The Wonderful Wizard of Oz
No one really knows if Baum meant the story as an allegory, but it is a favorite for teaching economics nonetheless. Here is a case study from my intermediate macro textbook (the 6th edition of which is hot off the press--I just got my copy a few hours ago):
Down the Yellow Brick Road of Overinterpretation
This is a big year for Oz fans. Not only is it the 50th anniversary of the movie's first appearance on television, but it's also the sesquicentennial of Baum's birth....
There are several theories about how Baum came up with the name Oz, whose pronunciation initially seems to have rhymed with "was." These include the charming (he enjoyed stories that made children cry out with "ohs" and "ahs") and the unlikely (he borrowed it from "Ozymandias," the sonnet by Shelley). The most plausible explanation may be the one that Baum himself supplied: It came to him one day when he was staring at a set of filing drawers labeled "A-G," "H-N" and "O-Z."
Yet there is a long history of digging deeper into Baum's books and searching for hidden meanings. The most famous of these is to interpret "The Wonderful Wizard of Oz" as a parable of the Populist movement of the 1890s: Dorothy represents the American people, the Scarecrow symbolizes farmers, the Tin Woodman stands in for factory workers, and the Cowardly Lion is William Jennings Bryan, the three-time Democratic presidential candidate. One of the leading concerns of Bryan and the Populists was to get off the gold standard (the Yellow Brick Road) and replace it with the silver standard (the color of Dorothy's slippers in the book).
This hypothesis was first proposed by Henry M. Littlefield, a high-school history teacher. He tested it on his students and argued past their objections -- most notably, the fact that Dorothy's slippers in the movie aren't silver. The producers had gone with red because they wanted to show off their newfangled color technology. Littlefield published his ideas in 1964, and it wasn't long before reading the Oz books became a kind of parlor game.
Although many Baum enthusiasts were disdainful of these efforts, the challenge of trying to figure out exactly what Baum meant to imply when he wrote about Toto the dog (teetotalism?) and the Winged Monkeys (Plains Indians?) was too much to resist. According to one analysis, "Oz" is more than a nonsense word borrowed from a filing drawer -- it's a cunning reference to the abbreviation for "ounce," a common unit of measurement for both gold and silver.

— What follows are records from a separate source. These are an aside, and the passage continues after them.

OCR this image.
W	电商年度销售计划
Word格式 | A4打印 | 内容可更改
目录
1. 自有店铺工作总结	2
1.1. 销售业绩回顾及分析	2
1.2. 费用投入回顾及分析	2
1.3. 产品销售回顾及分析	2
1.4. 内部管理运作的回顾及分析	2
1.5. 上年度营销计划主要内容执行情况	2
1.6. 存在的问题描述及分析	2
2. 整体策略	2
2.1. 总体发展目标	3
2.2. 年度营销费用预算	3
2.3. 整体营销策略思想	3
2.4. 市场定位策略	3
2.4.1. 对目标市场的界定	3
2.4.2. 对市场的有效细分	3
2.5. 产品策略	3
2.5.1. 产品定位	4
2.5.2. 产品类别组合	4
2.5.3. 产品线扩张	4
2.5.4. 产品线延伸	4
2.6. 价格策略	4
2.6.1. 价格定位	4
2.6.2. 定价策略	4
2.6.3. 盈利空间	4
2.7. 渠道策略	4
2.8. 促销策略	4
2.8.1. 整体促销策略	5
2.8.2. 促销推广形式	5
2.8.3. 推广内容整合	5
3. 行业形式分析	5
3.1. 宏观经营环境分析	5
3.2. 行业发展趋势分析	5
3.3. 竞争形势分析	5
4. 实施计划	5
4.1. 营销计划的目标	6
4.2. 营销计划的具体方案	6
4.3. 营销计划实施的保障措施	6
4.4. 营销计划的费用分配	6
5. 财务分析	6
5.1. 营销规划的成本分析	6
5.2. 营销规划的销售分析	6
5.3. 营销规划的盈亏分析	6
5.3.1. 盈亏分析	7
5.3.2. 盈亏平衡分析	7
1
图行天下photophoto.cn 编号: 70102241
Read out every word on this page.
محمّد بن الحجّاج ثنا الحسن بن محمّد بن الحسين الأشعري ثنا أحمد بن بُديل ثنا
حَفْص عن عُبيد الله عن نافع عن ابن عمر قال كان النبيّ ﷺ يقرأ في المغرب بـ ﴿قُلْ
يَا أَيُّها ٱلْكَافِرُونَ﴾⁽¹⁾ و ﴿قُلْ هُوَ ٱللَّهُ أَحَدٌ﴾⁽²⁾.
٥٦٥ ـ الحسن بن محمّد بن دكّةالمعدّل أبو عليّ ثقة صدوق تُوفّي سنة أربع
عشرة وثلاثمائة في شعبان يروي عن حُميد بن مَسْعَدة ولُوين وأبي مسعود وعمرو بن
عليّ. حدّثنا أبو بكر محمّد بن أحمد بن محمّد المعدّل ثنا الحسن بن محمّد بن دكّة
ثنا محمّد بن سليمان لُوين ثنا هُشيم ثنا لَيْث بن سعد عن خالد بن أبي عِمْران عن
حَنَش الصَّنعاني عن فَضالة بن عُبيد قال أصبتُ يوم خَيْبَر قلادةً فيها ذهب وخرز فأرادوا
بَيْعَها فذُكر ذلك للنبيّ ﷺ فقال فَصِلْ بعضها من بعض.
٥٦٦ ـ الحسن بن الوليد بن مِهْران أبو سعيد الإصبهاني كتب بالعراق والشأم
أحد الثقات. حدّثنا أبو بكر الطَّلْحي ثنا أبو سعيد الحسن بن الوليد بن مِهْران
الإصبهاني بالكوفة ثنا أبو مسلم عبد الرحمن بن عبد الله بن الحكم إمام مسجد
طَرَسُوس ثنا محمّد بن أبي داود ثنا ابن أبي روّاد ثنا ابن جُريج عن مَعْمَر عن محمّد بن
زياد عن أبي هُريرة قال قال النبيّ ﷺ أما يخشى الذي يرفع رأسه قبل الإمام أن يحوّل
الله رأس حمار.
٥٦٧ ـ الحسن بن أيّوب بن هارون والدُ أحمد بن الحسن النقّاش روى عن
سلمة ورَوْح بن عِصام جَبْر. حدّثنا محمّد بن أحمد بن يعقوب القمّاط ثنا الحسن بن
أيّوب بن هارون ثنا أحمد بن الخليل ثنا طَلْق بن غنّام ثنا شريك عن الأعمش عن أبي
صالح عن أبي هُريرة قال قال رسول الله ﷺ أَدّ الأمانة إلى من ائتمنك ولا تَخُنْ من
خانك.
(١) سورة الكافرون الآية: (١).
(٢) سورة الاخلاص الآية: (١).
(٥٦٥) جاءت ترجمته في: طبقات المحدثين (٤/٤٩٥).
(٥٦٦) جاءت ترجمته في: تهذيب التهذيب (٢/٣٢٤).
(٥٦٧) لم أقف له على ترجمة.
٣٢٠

The Free Silver Movement, the Election of 1896, and the Wizard of Oz
The redistributions of wealth caused by unexpected changes in the price level are often a source of political turmoil, as evidenced by the Free Silver movement in the late nineteenth century. From 1880 to 1896 the price level in the United States fell 23 percent. This deflation was good for creditors, primarily the bankers of the Northeast, but it was bad for debtors, primarily the farmers of the South and West. One proposed solution to this problem was to replace the gold standard with a bimetallic standard, under which both gold and silver could be minted into coin. The move to a bimetallic standard would increase the money supply and stop the deflation.
The silver issue dominated the presidential election of 1896. William McKinley, the Republican nominee, campaigned on a platform of preserving the gold standard. William Jennings Bryan, the Democratic nominee, supported the bimetallic standard. In a famous speech, Bryan proclaimed, "You shall not press down upon the brow of labor this crown of thorns, you shall not crucify mankind upon a cross of gold.'' Not surprisingly, McKinley was the candidate of the conservative Eastern establishment, whereas Bryan was the candidate of the Southern and Western populists.

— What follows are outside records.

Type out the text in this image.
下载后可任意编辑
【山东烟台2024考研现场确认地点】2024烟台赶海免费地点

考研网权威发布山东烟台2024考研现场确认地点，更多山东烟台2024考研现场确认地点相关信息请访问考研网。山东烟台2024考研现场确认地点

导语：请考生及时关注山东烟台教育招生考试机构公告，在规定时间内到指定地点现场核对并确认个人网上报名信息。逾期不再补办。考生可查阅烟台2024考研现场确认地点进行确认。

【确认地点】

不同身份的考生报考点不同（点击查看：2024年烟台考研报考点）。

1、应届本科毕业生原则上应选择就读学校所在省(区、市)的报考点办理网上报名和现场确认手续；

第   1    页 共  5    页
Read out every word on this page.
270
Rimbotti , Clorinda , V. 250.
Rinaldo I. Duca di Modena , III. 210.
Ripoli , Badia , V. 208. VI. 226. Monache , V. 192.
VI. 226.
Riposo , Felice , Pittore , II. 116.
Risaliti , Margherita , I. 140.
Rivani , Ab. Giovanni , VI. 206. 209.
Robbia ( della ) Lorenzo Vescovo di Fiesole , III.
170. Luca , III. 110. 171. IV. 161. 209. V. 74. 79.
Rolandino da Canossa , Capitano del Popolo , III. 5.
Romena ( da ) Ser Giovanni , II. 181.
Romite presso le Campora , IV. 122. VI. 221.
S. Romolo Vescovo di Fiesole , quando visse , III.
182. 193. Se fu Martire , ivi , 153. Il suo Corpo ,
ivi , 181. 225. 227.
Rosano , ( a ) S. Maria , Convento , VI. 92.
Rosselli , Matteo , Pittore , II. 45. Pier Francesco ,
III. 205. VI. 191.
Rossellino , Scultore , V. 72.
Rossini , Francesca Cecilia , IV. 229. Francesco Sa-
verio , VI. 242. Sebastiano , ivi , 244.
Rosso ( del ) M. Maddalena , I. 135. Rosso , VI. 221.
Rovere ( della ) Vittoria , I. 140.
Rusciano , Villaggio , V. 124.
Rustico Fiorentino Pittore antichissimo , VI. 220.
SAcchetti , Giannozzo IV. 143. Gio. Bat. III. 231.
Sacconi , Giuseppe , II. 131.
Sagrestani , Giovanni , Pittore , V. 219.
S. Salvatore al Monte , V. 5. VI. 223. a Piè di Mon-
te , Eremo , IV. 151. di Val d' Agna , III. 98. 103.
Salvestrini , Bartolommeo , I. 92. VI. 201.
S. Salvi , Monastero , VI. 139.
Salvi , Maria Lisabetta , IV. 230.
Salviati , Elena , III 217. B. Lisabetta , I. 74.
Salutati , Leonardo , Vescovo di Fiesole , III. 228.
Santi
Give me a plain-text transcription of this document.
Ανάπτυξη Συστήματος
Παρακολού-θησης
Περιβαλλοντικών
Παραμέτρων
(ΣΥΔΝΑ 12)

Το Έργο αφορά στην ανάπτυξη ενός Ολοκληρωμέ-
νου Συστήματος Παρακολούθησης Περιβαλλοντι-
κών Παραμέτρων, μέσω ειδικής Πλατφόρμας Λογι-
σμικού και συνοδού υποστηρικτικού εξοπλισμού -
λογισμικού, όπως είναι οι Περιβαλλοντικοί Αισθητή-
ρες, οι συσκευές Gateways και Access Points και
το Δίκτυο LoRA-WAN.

This debate over silver found its most memorable expression in a children's book, The Wizard of Oz. Written by a Midwestern journalist, L. Frank Baum, just after the 1896 election, it tells the story of Dorothy, a girl lost in a strange land far from her home in Kansas. Dorothy (representing traditional American values) makes three friends: a scarecrow (the farmer), a tin woodman (the industrial worker), and a lion whose roar exceeds his might (William Jennings Bryan). Together, the four of them make their way along a perilous yellow brick road (the gold standard), hoping to find the Wizard who will help Dorothy return home. Eventually they arrive in Oz (Washington), where everyone sees the world through green glasses (money). The Wizard (William McKinley) tries to be all things to all people but turns out to be a fraud. Dorothy's problem is solved only when she learns about the magical power of her silver slippers.
Although the Republicans won the election of 1896 and the United States stayed on a gold standard, the Free Silver advocates got the inflation that they wanted. Around the time of the election, gold was discovered in Alaska, Australia, and South Africa. In addition, gold refiners devised the cyanide process, which facilitated the extraction of gold from ore. These developments led to increases in the money supply and in prices. From 1896 to 1910 the price level rose 35 percent.